Animal carcinogenicity studies
Long-term animal carcinogenicity studies with efavirenz in rats and mice are not completed; in vitro screening tests have been negative.
Reproduction/fertility animal studies
No effect of efavirenz on reproduction or fertility in rodents has been seen. An increase in fetal resorptions has been observed in rats at doses comparable to or lower than those used to achieve human therapeutic exposure.
Teratogenicity/developmental toxicity animal studies
Malformations were observed in three of 20 infants born to pregnant cynomolgus monkeys receiving efavirenz from gestational days 20 to 150 at a dose of 30 mg/kg twice daily (resulting in plasma concentrations comparable to systemic human therapeutic exposure). The malformations included anencephaly and unilateral anophthalmia in one; microphthalmia in another; and cleft palate in the third. Primate teratogenicity studies have not been conducted for delavirdine or nevirapine.
Placental and breast milk passage in animal studies
Efavirenz crosses the placenta in rats, rabbits, and primates, producing cord blood concentrations similar to concentrations in maternal plasma. It is unknown whether efavirenz is excreted in human breast milk.
Human studies in pregnancy
No studies with efavirenz in pregnant humans are planned at this time.

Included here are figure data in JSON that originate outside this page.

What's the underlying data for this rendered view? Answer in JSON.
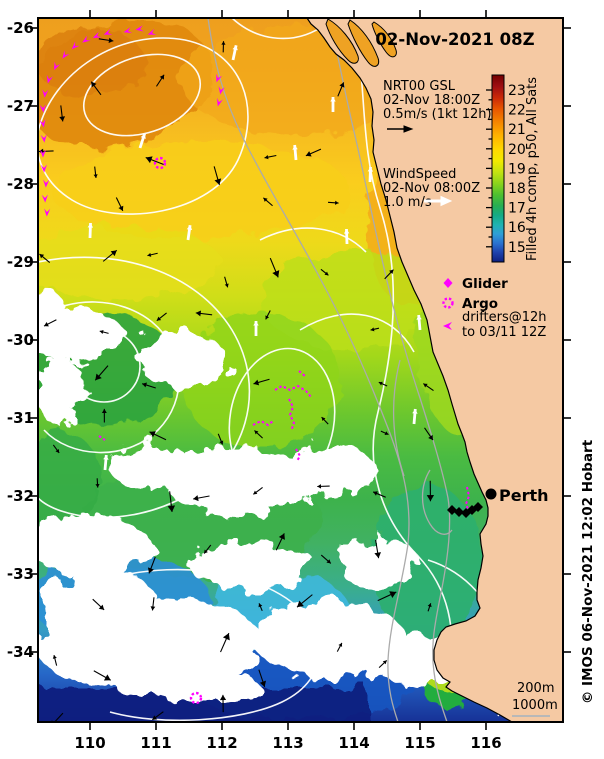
{
  "map": {
    "title": "02-Nov-2021 08Z"
  },
  "gsl": {
    "line1": "NRT00 GSL",
    "line2": "02-Nov 18:00Z",
    "line3": "0.5m/s (1kt 12h)"
  },
  "wind": {
    "line1": "WindSpeed",
    "line2": "02-Nov 08:00Z",
    "line3": "1.0 m/s"
  },
  "colorbar": {
    "label": "Filled 4h comp, p50, All Sats",
    "ticks": [
      "23",
      "22",
      "21",
      "20",
      "19",
      "18",
      "17",
      "16",
      "15"
    ],
    "top_color": "#730000",
    "bottom_color": "#0E2080"
  },
  "markers_legend": {
    "glider_label": "Glider",
    "argo_label": "Argo",
    "drifters_line1": "drifters@12h",
    "drifters_line2": "to 03/11 12Z"
  },
  "city": {
    "name": "Perth"
  },
  "depth": {
    "line1": "200m",
    "line2": "1000m"
  },
  "credit": {
    "text": "© IMOS 06-Nov-2021 12:02 Hobart"
  },
  "axes": {
    "x_ticks": [
      "110",
      "111",
      "112",
      "113",
      "114",
      "115",
      "116"
    ],
    "y_ticks": [
      "-26",
      "-27",
      "-28",
      "-29",
      "-30",
      "-31",
      "-32",
      "-33",
      "-34"
    ]
  },
  "colors": {
    "land": "#F5C9A3",
    "track_magenta": "#FF00FF",
    "contour_white": "#FFFFFF",
    "bathy_gray": "#ABABAB"
  }
}
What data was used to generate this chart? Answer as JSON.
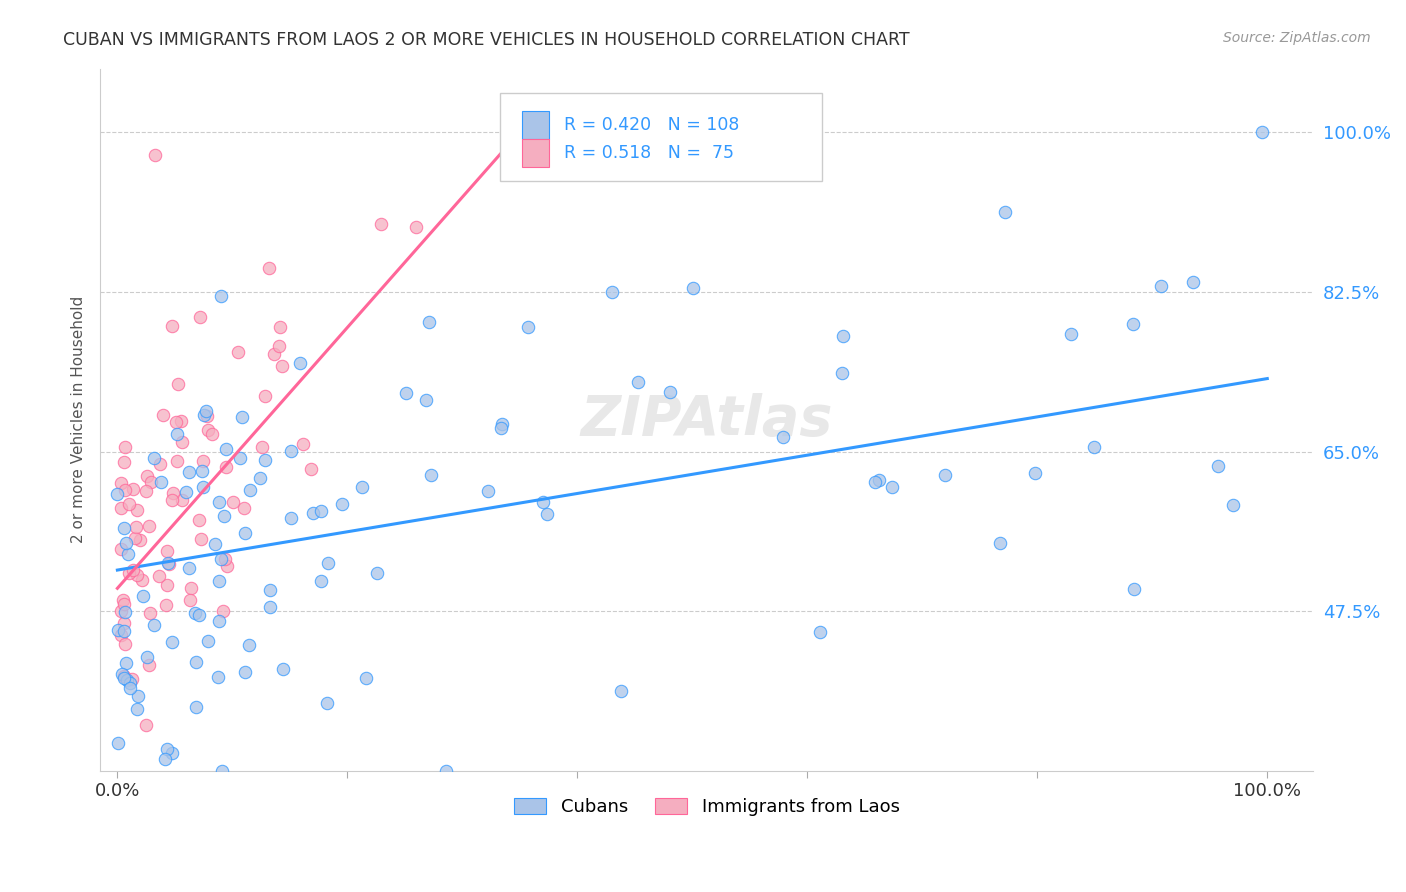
{
  "title": "CUBAN VS IMMIGRANTS FROM LAOS 2 OR MORE VEHICLES IN HOUSEHOLD CORRELATION CHART",
  "source": "Source: ZipAtlas.com",
  "ylabel": "2 or more Vehicles in Household",
  "ytick_labels": [
    "47.5%",
    "65.0%",
    "82.5%",
    "100.0%"
  ],
  "ytick_values": [
    0.475,
    0.65,
    0.825,
    1.0
  ],
  "cubans_R": 0.42,
  "cubans_N": 108,
  "laos_R": 0.518,
  "laos_N": 75,
  "cubans_color": "#aac4e8",
  "laos_color": "#f5aec0",
  "cubans_line_color": "#3399ff",
  "laos_line_color": "#ff6699",
  "legend_color": "#3399ff",
  "watermark": "ZIPAtlas"
}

Because teratogenic effects were seen in primates at drug exposures similar to those representing human therapeutic exposure, pregnancy should be avoided in women receiving efavirenz.
Efavirenz has not been formally studied in pregnant women, but preliminary studies indicate that women should avoid becoming pregnant while on this drug. A study conducted in pregnant monkeys showed that there were malformations in fetuses the monkeys were given a dose similar to the recommended human dose.
Women should also be cautions of breast feeding while taking efavirenz because it may be passed through breast milk resulting in potential toxicity to the child. A study is planned to look at whether efavirenz can prevent or reduce the risk of transmission of HIV from moter to child.
Some patients accidently taking 600mg twice daily have reported increased nervous system symptoms. One patient experienced involuntary muscle contractions.
Efavirenz: Coadministration of efavirenz can alter the concentrations of other drugs and other drugs may alter the concentrations of efavirenz. The potential for drug-drug interactions must be considered before and during therapy.
Store in a cool & dry place, protected from light.
Keep out of reach of children.
30/60 tablets packed in HDPE Bottles.